Uzun zamandır yazmıyordum. Meziyetlerime daha sıkı sarılmam gerektiğini fark ettim. Biri çocukluğumdan beri dans diğeri ise ellerimden akan yazılarım.  İlham kaynağım geri dönünce aşk namına dökecek cümlelerim havaya uçtu sanki... Ama şunu fark ettim insan sevdiklerinin yokluğunu düşünüp o an kendine çektirdiği acı ile milyonlarca kelime sıralayabilir.
Yok olmak. yokluk... Bazen şu koskocaman dünyada minik hatta misminik işe yaramaz bir insan gibi görüyorum kendimi.
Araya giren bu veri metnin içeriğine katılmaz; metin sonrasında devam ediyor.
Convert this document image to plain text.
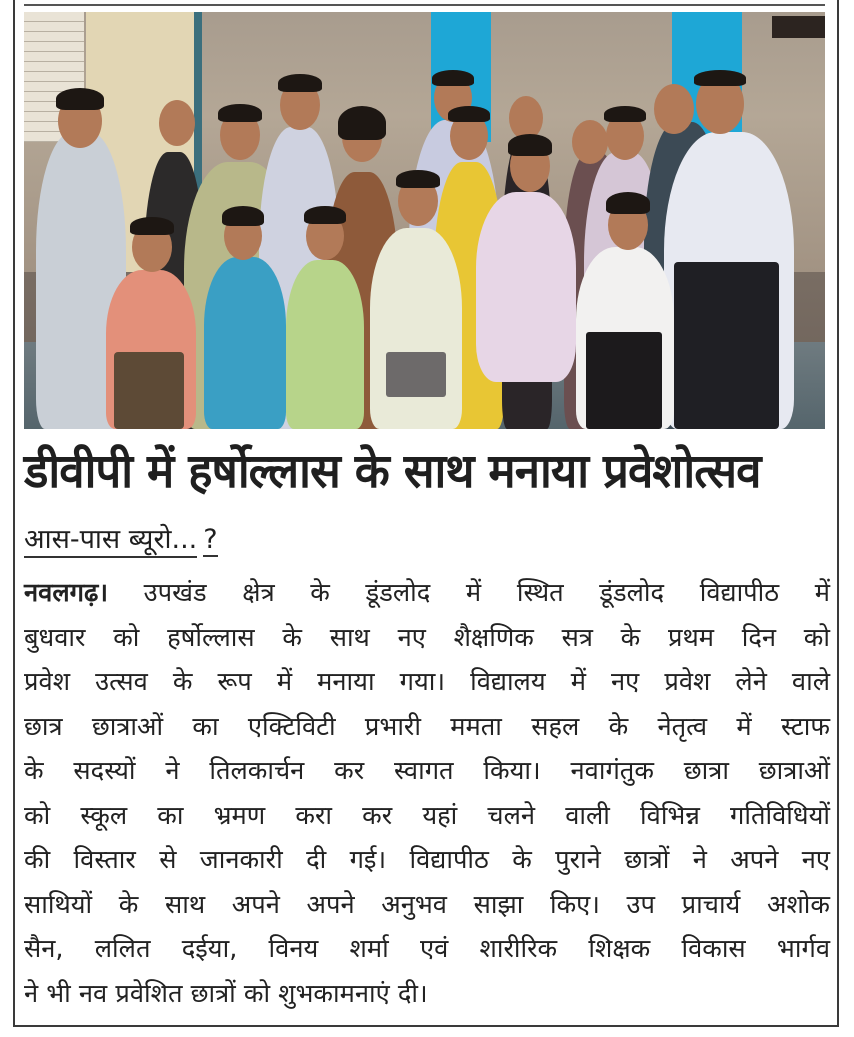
डीवीपी में हर्षोल्लास के साथ मनाया प्रवेशोत्सव
आस-पास ब्यूरो... ?
नवलगढ़। उपखंड क्षेत्र के डूंडलोद में स्थित डूंडलोद विद्यापीठ में
बुधवार को हर्षोल्लास के साथ नए शैक्षणिक सत्र के प्रथम दिन को
प्रवेश उत्सव के रूप में मनाया गया। विद्यालय में नए प्रवेश लेने वाले
छात्र छात्राओं का एक्टिविटी प्रभारी ममता सहल के नेतृत्व में स्टाफ
के सदस्यों ने तिलकार्चन कर स्वागत किया। नवागंतुक छात्रा छात्राओं
को स्कूल का भ्रमण करा कर यहां चलने वाली विभिन्न गतिविधियों
की विस्तार से जानकारी दी गई। विद्यापीठ के पुराने छात्रों ने अपने नए
साथियों के साथ अपने अपने अनुभव साझा किए। उप प्राचार्य अशोक
सैन, ललित दईया, विनय शर्मा एवं शारीरिक शिक्षक विकास भार्गव
ने भी नव प्रवेशित छात्रों को शुभकामनाएं दी।
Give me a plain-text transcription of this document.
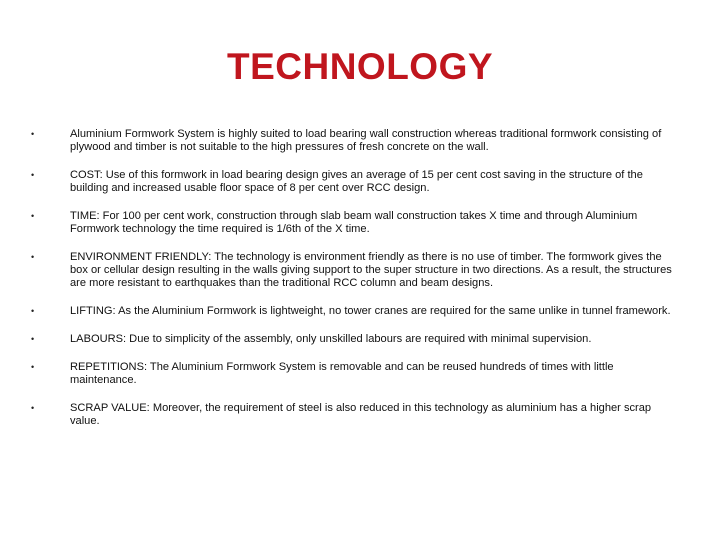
TECHNOLOGY
•	Aluminium Formwork System is highly suited to load bearing wall construction whereas traditional formwork consisting of plywood and timber is not suitable to the high pressures of fresh concrete on the wall.
•	COST: Use of this formwork in load bearing design gives an average of 15 per cent cost saving in the structure of the building and increased usable floor space of 8 per cent over RCC design.
•	TIME: For 100 per cent work, construction through slab beam wall construction takes X time and through Aluminium Formwork technology the time required is 1/6th of the X time.
•	ENVIRONMENT FRIENDLY: The technology is environment friendly as there is no use of timber. The formwork gives the box or cellular design resulting in the walls giving support to the super structure in two directions. As a result, the structures are more resistant to earthquakes than the traditional RCC column and beam designs.
•	LIFTING: As the Aluminium Formwork is lightweight, no tower cranes are required for the same unlike in tunnel framework.
•	LABOURS: Due to simplicity of the assembly, only unskilled labours are required with minimal supervision.
•	REPETITIONS: The Aluminium Formwork System is removable and can be reused hundreds of times with little maintenance.
•	SCRAP VALUE: Moreover, the requirement of steel is also reduced in this technology as aluminium has a higher scrap value.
Bazen dünyayı fethetmiş koskoca bir kadın gibi hissediyorum kendimi yüceleşiyorum sanki. Sonra şu hiçliğime dönüp sevdiklerime sığınıyorum. Bırakıyorum onlara kalbimi. Sonra geçip onlarsızlığı düşünüyorum. Uçurumun kenarına itiyor düşünceler gözlerimi kapadığımda boşluğa düşüyorum. Seçilmiş yalnızlık, soyludur. Ama itilmiş bir yalnızlık... Tarifsiz. Onlarsızlık sevgisizlik demek, güçsüzlük demek, sonucu hayata karşı yenik düşmek demek... Güçlü olamam. Kendimi biliyorum.
Kimse hazır değildir sonlara...

 Melis ŞAHİN
 

Piremses :)

İlişkiler karmaşık döngüler, benzer şemalar ve görünmez terazisi bulunan derin yapılardır. Değişen toplum koşulları, ahlak ve etik değerlerl...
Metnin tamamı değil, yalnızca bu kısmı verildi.